A report in 1997 described use of sponges as a tool by bottlenose dolphins in Shark Bay in Western Australia. A dolphin will attach a marine sponge to its rostrum, which is presumably then used to protect it when searching for food in the sandy sea bottom. The behavior, known as sponging, has only been observed in this bay, and is almost exclusively shown by females. A study in 2005 concluded that mothers teach the behaviour to their daughters, and that all the sponge-users are closely related, suggesting that it is a fairly recent innovation.
The calcium carbonate or silica spicules of most sponge genera make them too rough for most uses, but two genera, Hippospongia and Spongia, have soft, entirely fibrous skeletons. Early Europeans used soft sponges for a large number of purposes, including padding for helmets, portable drinking utensils and municipal water filters. Until the invention of synthetic sponges, they were used as cleaning tools, applicators for paints and ceramic glazes and discreet contraceptives. Notwithstanding by the mid-20th century, over-fishing brought both the animals and the industry close to extinction. See additionally sponge diving.
Many objects with sponge-like textures are now made of substances not derived from poriferans. Synthetic sponges include personal and household cleaning tools, breast implants, and contraceptive sponges. Typical materials used are cellulose foam, polyurethane foam, and less frequently, silicone foam.
The luffa "sponge", additionally spelled loofah, which is commonly sold for use in the kitchen or the shower, isn't derived from an animal but mainly from the fibrous "skeleton" of the sponge gourd (Luffa aegyptiaca, Cucurbitaceae).
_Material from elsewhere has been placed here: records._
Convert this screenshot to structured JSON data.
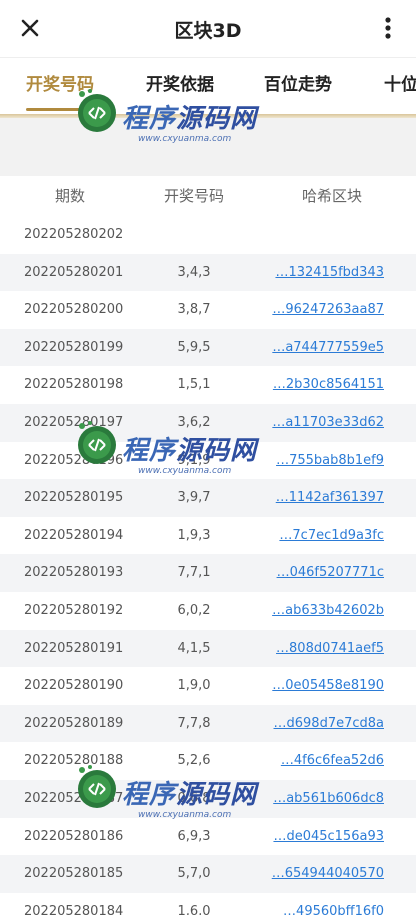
{
  "header": {
    "title": "区块3D"
  },
  "tabs": [
    {
      "label": "开奖号码",
      "active": true
    },
    {
      "label": "开奖依据",
      "active": false
    },
    {
      "label": "百位走势",
      "active": false
    },
    {
      "label": "十位",
      "active": false
    }
  ],
  "table": {
    "headers": [
      "期数",
      "开奖号码",
      "哈希区块"
    ],
    "rows": [
      {
        "period": "202205280202",
        "nums": "",
        "hash": ""
      },
      {
        "period": "202205280201",
        "nums": "3,4,3",
        "hash": "…132415fbd343"
      },
      {
        "period": "202205280200",
        "nums": "3,8,7",
        "hash": "…96247263aa87"
      },
      {
        "period": "202205280199",
        "nums": "5,9,5",
        "hash": "…a744777559e5"
      },
      {
        "period": "202205280198",
        "nums": "1,5,1",
        "hash": "…2b30c8564151"
      },
      {
        "period": "202205280197",
        "nums": "3,6,2",
        "hash": "…a11703e33d62"
      },
      {
        "period": "202205280196",
        "nums": "9,1,9",
        "hash": "…755bab8b1ef9"
      },
      {
        "period": "202205280195",
        "nums": "3,9,7",
        "hash": "…1142af361397"
      },
      {
        "period": "202205280194",
        "nums": "1,9,3",
        "hash": "…7c7ec1d9a3fc"
      },
      {
        "period": "202205280193",
        "nums": "7,7,1",
        "hash": "…046f5207771c"
      },
      {
        "period": "202205280192",
        "nums": "6,0,2",
        "hash": "…ab633b42602b"
      },
      {
        "period": "202205280191",
        "nums": "4,1,5",
        "hash": "…808d0741aef5"
      },
      {
        "period": "202205280190",
        "nums": "1,9,0",
        "hash": "…0e05458e8190"
      },
      {
        "period": "202205280189",
        "nums": "7,7,8",
        "hash": "…d698d7e7cd8a"
      },
      {
        "period": "202205280188",
        "nums": "5,2,6",
        "hash": "…4f6c6fea52d6"
      },
      {
        "period": "202205280187",
        "nums": "0,6,8",
        "hash": "…ab561b606dc8"
      },
      {
        "period": "202205280186",
        "nums": "6,9,3",
        "hash": "…de045c156a93"
      },
      {
        "period": "202205280185",
        "nums": "5,7,0",
        "hash": "…654944040570"
      },
      {
        "period": "202205280184",
        "nums": "1,6,0",
        "hash": "…49560bff16f0"
      }
    ]
  },
  "watermark": {
    "text_a": "程序",
    "text_b": "源码网",
    "url": "www.cxyuanma.com"
  },
  "colors": {
    "accent": "#b08a3e",
    "link": "#2b7bd6",
    "stripe": "#f3f4f6"
  },
  "icons": {
    "close": "close-icon",
    "more": "more-vertical-icon"
  }
}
Other biologically active compounds
Lacking any protective shell or means of escape, sponges have evolved to synthesise a variety of unusual compounds. One such class is the oxidised fatty acid derivatives called oxylipins. Members of this family have been found to have anti-cancer, anti-bacterial and anti-fungal properties. One example isolated from the Okinawan plakortis sponges, plakoridine A, has shown potential as a cytotoxin to murine lymphoma cells.